Standun is a departmental store which is situated at the entrance of Spiddal village in Connemara, County Galway, Ireland.
It has been in service for more than 65 years.

==History==
Standun was founded in 1946 by May and Mairtin Standun and since then it has been a thriving business in Spiddal. May and Mairtin Standun bought a small 2 bedroom bungalow. But within a few days, the tiny shop founded in 1946 turned into an all purpose store selling things from groceries, general household goods, clothes, footwear, furniture, ice-cream parlor, bedding and bicycles to cement and other building materials as well as a filling station. Standun, known as the home of the Aran Sweater, has become the destination for both tourists and locals. In 1972 Donal, May and Mairtin’s son, took over the business. Nowadays, Standun is managed by Cliona Standun, the granddaughter of the founders.

==Products==
In the 1960s, Standun set up a factory for Aran sweaters which became the most important aspect of Standun, specially when the tourist industry began to grow in the 1970s. The sweaters were collected from the knitters and brought to the factory for finishing.

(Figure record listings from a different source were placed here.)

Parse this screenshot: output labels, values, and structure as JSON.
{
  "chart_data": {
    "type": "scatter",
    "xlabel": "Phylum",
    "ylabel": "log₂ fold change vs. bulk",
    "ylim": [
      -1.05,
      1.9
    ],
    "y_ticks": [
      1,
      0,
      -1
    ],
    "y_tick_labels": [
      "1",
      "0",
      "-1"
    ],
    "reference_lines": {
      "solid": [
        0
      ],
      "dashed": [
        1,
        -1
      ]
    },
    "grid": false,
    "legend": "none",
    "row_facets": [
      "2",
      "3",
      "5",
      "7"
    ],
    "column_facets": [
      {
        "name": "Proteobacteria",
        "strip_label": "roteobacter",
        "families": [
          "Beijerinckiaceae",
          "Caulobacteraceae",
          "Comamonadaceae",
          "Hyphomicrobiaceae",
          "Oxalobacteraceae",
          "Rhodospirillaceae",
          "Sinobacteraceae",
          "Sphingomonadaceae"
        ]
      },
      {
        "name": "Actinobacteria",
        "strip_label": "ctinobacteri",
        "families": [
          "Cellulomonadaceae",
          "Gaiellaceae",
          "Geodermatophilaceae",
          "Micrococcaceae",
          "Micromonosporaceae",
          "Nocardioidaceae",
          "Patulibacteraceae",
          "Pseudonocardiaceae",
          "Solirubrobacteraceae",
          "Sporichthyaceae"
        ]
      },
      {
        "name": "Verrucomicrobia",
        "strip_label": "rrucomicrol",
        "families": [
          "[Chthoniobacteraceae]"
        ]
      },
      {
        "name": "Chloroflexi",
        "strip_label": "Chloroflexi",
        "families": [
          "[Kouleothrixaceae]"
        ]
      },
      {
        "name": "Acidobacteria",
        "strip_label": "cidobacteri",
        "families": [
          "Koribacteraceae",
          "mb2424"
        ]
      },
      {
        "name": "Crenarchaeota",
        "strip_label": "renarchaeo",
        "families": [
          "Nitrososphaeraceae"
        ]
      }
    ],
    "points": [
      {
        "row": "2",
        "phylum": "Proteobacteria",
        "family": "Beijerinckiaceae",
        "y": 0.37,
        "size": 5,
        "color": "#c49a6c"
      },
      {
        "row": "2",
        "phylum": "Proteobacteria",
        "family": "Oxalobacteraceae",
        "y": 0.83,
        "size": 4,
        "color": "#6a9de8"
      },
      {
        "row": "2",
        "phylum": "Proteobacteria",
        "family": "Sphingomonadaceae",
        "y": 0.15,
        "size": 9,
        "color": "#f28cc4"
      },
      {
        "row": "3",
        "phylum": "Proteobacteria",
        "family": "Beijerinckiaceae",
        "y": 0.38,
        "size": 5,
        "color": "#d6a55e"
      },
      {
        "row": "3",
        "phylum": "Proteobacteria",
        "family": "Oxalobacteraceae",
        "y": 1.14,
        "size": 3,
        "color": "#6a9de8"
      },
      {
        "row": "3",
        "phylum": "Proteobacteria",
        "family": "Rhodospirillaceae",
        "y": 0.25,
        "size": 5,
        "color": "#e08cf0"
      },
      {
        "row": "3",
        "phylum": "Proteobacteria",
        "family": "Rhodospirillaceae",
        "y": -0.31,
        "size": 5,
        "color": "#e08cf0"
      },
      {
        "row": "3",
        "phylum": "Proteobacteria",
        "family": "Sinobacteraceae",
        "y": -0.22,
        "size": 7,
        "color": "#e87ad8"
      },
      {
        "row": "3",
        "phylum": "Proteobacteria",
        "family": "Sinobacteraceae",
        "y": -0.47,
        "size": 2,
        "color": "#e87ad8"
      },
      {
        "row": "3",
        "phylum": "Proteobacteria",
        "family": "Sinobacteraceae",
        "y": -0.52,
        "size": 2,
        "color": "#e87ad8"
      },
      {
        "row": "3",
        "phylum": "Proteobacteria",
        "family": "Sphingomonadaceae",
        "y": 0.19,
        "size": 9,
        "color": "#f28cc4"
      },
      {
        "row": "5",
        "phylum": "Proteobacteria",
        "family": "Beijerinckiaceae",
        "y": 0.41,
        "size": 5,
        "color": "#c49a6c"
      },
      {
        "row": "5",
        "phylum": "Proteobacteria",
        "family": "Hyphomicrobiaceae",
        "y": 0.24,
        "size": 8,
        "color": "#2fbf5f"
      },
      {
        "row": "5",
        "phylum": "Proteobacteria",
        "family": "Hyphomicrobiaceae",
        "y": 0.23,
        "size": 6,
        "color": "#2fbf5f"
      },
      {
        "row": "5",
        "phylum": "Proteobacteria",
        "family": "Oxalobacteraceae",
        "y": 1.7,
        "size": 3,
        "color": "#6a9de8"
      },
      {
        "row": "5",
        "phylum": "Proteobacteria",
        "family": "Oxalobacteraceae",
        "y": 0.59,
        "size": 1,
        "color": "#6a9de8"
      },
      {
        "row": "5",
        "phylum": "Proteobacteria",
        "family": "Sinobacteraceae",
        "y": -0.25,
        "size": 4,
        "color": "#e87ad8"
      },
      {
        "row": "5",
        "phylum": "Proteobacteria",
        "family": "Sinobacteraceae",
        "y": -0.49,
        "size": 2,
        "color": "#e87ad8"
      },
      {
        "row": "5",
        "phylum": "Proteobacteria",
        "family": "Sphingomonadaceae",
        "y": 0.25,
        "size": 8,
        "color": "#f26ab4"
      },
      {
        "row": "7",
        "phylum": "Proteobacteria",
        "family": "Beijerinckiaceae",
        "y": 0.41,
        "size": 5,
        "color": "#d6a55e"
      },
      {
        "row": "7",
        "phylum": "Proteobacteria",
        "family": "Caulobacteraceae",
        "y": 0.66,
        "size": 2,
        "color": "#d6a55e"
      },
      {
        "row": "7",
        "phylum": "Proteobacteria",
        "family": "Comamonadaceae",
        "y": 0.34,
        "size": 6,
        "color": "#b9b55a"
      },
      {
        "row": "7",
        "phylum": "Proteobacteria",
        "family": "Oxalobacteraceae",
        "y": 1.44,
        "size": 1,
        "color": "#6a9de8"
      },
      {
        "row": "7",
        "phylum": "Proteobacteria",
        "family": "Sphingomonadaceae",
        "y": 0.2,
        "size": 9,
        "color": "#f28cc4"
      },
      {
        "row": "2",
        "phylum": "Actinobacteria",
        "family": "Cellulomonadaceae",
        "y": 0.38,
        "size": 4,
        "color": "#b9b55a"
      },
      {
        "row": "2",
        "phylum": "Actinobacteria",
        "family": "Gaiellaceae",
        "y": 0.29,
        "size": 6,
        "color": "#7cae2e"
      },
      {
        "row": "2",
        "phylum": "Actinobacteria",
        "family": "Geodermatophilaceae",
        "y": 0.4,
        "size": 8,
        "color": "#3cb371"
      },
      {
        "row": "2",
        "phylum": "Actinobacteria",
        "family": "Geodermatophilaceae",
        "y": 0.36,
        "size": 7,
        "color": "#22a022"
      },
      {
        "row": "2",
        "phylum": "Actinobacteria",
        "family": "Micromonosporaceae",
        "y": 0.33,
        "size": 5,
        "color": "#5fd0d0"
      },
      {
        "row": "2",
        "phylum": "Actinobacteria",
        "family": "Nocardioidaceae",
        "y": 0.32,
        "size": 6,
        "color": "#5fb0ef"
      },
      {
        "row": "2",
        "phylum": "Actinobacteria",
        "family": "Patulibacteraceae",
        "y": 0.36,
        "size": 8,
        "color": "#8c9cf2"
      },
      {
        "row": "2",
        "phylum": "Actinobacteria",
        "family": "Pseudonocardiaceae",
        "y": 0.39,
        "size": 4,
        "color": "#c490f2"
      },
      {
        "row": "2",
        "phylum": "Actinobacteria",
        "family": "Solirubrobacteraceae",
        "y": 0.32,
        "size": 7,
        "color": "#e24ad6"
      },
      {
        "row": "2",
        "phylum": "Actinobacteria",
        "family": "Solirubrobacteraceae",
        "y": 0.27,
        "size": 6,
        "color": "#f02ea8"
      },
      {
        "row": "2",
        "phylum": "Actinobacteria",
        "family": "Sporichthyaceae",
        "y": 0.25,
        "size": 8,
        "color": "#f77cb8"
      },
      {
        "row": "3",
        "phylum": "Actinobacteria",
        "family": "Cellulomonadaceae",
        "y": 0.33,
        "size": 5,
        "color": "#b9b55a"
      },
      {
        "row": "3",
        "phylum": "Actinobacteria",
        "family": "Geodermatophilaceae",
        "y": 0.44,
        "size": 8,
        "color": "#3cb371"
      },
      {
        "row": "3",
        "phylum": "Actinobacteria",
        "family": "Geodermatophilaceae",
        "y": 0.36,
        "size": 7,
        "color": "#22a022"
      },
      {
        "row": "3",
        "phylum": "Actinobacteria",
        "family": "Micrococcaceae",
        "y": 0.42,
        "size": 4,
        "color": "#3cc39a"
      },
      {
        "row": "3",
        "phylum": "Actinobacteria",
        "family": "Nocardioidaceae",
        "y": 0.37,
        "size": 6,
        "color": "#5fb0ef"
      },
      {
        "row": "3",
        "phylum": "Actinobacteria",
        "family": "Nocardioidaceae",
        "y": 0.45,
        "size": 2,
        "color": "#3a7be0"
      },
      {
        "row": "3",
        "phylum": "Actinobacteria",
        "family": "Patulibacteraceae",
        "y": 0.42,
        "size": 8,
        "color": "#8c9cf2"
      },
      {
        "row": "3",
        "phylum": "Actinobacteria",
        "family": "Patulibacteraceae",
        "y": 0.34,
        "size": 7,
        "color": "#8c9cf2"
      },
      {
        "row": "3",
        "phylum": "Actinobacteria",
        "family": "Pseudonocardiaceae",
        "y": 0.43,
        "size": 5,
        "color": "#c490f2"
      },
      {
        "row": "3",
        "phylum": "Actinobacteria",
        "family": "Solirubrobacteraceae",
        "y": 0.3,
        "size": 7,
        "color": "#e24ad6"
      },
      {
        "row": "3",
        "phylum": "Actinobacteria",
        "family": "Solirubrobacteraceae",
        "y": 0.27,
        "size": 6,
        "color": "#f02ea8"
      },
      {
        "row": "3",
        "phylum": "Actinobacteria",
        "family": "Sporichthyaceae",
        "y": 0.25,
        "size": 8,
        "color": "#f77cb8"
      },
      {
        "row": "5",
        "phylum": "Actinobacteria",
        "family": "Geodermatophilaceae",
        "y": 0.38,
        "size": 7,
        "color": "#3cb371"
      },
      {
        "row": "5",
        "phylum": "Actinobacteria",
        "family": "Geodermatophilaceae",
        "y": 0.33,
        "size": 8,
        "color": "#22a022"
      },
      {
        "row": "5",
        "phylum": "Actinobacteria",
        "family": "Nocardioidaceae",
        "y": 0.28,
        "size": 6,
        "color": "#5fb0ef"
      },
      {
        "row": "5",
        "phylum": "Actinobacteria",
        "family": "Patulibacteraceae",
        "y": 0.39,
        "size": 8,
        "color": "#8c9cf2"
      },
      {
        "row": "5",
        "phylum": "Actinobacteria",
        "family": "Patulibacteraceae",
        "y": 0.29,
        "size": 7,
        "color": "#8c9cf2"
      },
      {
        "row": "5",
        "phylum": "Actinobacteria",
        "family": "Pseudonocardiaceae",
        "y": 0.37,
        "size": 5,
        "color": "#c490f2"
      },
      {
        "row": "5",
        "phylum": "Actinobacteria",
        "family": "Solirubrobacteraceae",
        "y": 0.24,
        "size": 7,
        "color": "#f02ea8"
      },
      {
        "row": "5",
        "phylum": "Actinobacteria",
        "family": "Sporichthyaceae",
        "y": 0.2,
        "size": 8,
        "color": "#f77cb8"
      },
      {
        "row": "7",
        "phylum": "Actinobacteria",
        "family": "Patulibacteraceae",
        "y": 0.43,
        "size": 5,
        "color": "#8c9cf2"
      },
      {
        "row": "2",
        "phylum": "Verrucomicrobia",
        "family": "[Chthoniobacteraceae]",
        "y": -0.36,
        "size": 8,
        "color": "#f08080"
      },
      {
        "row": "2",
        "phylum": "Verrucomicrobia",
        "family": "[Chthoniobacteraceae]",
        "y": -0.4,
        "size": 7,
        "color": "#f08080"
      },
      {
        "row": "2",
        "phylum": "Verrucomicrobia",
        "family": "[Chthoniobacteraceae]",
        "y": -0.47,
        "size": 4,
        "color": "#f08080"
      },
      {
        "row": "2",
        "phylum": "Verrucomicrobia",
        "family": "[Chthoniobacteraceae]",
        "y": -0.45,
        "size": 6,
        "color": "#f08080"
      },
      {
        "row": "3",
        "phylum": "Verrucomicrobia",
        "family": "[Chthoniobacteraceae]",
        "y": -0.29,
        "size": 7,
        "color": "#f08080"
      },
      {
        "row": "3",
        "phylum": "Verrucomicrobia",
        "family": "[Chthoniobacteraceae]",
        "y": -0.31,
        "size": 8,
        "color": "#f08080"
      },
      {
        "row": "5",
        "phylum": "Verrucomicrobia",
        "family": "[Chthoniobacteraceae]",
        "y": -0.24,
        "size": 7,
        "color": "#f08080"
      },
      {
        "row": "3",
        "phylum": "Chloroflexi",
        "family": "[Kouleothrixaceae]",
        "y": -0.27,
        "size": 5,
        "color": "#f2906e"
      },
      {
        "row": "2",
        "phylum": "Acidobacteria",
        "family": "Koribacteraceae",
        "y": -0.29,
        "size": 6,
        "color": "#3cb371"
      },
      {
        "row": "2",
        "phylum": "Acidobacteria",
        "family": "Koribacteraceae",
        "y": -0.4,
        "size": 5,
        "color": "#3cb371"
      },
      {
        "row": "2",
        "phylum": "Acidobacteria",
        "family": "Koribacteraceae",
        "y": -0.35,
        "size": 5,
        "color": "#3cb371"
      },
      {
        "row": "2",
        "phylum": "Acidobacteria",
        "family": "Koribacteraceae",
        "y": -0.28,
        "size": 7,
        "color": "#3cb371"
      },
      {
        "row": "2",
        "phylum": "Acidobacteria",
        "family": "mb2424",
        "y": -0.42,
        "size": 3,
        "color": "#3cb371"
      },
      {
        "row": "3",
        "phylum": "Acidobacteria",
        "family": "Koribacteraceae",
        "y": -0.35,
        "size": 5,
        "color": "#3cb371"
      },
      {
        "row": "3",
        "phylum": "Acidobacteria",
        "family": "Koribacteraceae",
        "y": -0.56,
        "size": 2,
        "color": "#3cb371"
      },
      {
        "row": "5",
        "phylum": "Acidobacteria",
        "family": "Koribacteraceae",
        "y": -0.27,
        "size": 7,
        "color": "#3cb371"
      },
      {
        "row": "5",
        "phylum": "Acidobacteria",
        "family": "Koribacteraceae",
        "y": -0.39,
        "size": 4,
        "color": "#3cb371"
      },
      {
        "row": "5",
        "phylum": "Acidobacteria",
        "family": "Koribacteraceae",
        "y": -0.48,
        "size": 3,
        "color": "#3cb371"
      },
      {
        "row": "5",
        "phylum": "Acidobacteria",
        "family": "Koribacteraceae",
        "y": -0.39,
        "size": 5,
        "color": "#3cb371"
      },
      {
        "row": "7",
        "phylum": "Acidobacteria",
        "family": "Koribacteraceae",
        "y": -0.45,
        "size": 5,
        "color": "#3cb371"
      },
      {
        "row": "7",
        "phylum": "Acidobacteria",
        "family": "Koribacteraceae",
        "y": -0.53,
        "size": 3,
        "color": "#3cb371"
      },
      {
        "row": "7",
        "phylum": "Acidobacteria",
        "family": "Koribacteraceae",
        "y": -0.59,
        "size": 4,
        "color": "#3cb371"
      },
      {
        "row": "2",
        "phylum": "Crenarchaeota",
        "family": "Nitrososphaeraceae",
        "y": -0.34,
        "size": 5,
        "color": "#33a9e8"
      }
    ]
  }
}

In 1983 and afterwards, Standún became a landmark in Connemara for great value knitwear and good quality Irish products.

==Other information==
Standun was recommended in guidebooks such as Frommers. It won the Wall Street Journal Award for the best place to buy an Aran Sweater online and Best Of Galway Awards in 2013. It also starred the National TV and Radio of Ireland.